Kamis, 15 Maret 2018

Batik Garut Tulen, Pionir Batik Garutan

Batik Garut Tulen, Pionir Batik Garutan

Batik Garutan mempunyai warna yang membuatnya lebih mencolok dibanding batik dari daerah yang lain di Indonesia. Beberapa warna batik Garutan yang relatif cerah membuatnya tidak terlihat “kolot”. Gabungan warna seperti gumading (putih kekuning-kuningan), biru, merah, serta warna yang lain, buat batik Garutan tampak lebih dinamis. 

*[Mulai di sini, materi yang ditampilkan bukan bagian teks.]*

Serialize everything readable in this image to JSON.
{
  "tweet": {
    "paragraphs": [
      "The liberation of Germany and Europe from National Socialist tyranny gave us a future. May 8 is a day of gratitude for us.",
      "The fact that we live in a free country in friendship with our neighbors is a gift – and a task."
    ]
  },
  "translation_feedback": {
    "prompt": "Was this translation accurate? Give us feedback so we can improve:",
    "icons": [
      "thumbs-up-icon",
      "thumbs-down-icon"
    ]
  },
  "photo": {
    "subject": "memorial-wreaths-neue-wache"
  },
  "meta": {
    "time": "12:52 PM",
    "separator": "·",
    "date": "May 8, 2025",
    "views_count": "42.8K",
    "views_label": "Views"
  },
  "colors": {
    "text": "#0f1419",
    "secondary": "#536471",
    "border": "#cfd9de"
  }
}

Dari sisi motif, batik Garutan juga mempunyai motif-motif yang begitu ciri khas. Motif batik Garutan favorit yang cukup popular salah satunya, Rereng Merak Ngibing, Rereng Kembang Corong, serta Rereng Pacul. Motif favorit itu ditangani dengan tehnis catat. 
Satu diantara butik yang disebut pionir batik Garutan yaitu butik Batik Garut Tulen. Butik ini sudah ada di Garut mulai sejak 1950an. Batik Garut Tulen adalah usaha batik Garutan keluarga yang dikelola dengan turun-temurun. 

Seperti disibakkan Jonatan (38), marketing Batik Tulen, “Batik Tulen mah dapat disebut pionir batik garutan. Setahu saya, telah ada mulai sejak th. 1950an pada zaman Aki, H. Oman Syaefurohman. Saat ini dikelola sama Ibu mertua saya, Hj. Dodah Siti Saodah. ” 

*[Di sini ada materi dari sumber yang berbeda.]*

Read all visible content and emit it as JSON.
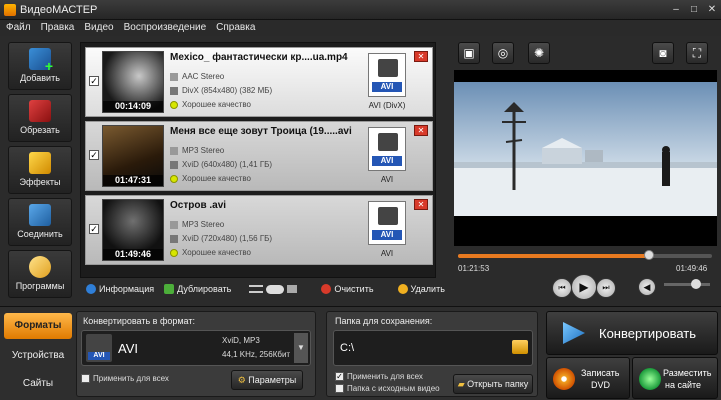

Butik yang saat ini berada di Jl. Ciledug, Gang Kampung Sisir No. 528, Garut, memajang bermacam type serta motif batik Garutan. Dari mulai batik catat, batik cap-tulis, serta batik catat dengan bahan sutera. “Keunggulan Batik Tulen itu paling banyak motif serta alur. Jadi beberapa pilihan buat pelanggan, ” terang Jonatan. 
Masalah harga batik Garutan di butik Batik Garut Tulen, Anda bisa pilih sesuai sama selera serta isi dompet. Batik cap di jual dari mulai Rp85. 000-Rp125. 000/lembar. Batik catat di jual dari mulai Rp1, 5juta-3juta/lembar. Sedang untuk batik catat bahan sutera di jual di kisaran Rp2juta-3, 5juta.